Yargıtay 9. Hukuk Dairesi 2022/10383 Esas 2022/9651 Karar Sayılı İlamı

9. Hukuk Dairesi         2022/10383 E.  ,  2022/9651 K.

    "İçtihat Metni"



    MAHKEMESİ :... Mahkemesi
    DAVA TÜRÜ : ALACAK

    Taraflar arasında İlk Derece Mahkemesinde görülen ve istinaf incelemesinden geçen alacak davasında verilen karar hakkında yapılan temyiz incelemesi sonucunda, Dairece ... Bölge Adliye Mahkemesi .... Hukuk Dairesi kararının kaldırılmasına, İlk Derece Mahkemesi kararının bozulmasına karar verilmiştir.

    İlk Derece Mahkemesince bozmaya uyularak yeniden yapılan yargılama sonucunda; davanın kısmen kabulüne karar verilmiştir.

    Kararın taraf vekillerince temyizi üzerine Dairece, İlk Derece Mahkemesi kararının ikinci kez bozulmasına karar verilmiştir.

    İlk Derece Mahkemesince bozmaya uyularak yeniden yapılan yargılama sonucunda; davanın kısmen kabulüne karar verilmiştir.

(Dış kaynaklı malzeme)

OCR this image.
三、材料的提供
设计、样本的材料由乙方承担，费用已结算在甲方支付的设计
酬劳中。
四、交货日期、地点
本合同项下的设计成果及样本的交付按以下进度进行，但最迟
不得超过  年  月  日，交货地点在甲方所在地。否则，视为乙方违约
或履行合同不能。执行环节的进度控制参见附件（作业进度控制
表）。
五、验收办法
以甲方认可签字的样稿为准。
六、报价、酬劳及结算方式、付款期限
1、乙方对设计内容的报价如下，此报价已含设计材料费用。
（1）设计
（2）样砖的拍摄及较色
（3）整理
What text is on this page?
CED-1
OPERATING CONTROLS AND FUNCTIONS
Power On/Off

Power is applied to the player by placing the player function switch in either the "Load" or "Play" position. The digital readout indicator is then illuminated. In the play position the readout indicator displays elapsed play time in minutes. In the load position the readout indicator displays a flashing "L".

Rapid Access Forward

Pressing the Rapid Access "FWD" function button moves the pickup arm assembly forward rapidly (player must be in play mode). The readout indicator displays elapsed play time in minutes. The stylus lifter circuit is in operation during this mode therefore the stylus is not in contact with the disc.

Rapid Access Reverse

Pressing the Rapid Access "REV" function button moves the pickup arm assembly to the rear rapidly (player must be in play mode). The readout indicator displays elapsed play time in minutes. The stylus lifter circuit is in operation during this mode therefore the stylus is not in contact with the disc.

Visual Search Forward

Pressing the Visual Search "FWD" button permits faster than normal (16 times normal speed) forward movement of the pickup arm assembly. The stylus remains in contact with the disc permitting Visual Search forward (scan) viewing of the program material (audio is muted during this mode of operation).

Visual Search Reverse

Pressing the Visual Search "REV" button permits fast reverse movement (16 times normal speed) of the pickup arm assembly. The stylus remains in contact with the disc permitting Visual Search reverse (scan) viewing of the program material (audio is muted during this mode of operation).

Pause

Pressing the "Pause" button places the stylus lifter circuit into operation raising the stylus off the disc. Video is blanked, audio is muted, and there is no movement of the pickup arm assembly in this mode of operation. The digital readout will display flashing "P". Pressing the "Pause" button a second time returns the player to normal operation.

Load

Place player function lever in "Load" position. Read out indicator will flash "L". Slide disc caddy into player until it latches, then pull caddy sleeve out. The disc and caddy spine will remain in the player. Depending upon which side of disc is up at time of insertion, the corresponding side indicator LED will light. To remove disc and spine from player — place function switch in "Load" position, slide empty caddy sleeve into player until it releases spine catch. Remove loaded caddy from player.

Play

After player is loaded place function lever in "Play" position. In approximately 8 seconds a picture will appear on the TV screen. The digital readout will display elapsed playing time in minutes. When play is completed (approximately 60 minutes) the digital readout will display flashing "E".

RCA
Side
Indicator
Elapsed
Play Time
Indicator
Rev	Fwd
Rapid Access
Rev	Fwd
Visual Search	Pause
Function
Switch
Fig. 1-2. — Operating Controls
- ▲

    İlk Derece Mahkemesi kararı davalı vekili tarafından temyiz edilmekle; kesinlik, süre, temyiz şartı ve diğer usul eksiklikleri yönünden yapılan ön inceleme sonucunda temyiz dilekçesinin kabulüne karar verildikten ve Tetkik Hâkimi tarafından hazırlanan rapor dinlendikten sonra, dosyadaki belgeler incelenip gereği düşünüldü:

    I. DAVA
    Davacı vekili dava dilekçesinde; müvekkilinin, davalı işyerinde 01.05.2010 tarihinden itibaren belirsiz süreli ve sürekli ... sözleşmesi ile 5953 sayılı Basın Mesleğinde Çalışanlarla Çalıştıranlar Arasındaki Münasebetlerin Tanzimi Hakkında Kanun (5953 sayılı Kanun) kapsamında çalıştığını, son olarak ... Bölge Müdürlüğüne bağlı ... ilinde baş muhabir pozisyonunda çalışmaktayken ... sözleşmesinin 05.01.2015 tarihinde feshedildiğini, müvekkilinin sendika üyesi olup işyerinde yürürlükte olan toplu ... sözleşmesinden yararlandığını belirterek ödenmediğini iddia ettiği fazla çalışma ücreti, fazla çalışma ücreti %5 fazlalığı, hafta tatili ücreti ve hafta tatili ücreti %5 fazlalığı alacaklarının davalıdan tahsiline karar verilmesini talep etmiştir.

    II. CEVAP
    Davalı vekili, dava konusu alacakların gerçekte belirlenebilir alacaklar olduğundan belirsiz alacak davasına konu edilemeyeceklerini, bu nedenle davanın hukuki yarar yokluğundan reddi gerektiğini, davacının fazla çalışma alacağının bulunmadığını, hafta tatili çalışmasının da bulunmadığını, fazla çalışma ve hafta tatili alacaklarını kabul etmediklerinden bu alacakların fer'îleri olan % fazlalıklara ilişkin talepleri de kabul etmediklerini, kabul anlamına gelmemekle birlikte hesaplama yapılacaksa dahi hak kazanma ve dava açma arasında geçen sürenin uzunluğu dikkate alınarak bu alacaklardan %95 ile %98 arasında indirim yapılması gerektiğini savunarak davanın reddine karar verilmesini istemiştir.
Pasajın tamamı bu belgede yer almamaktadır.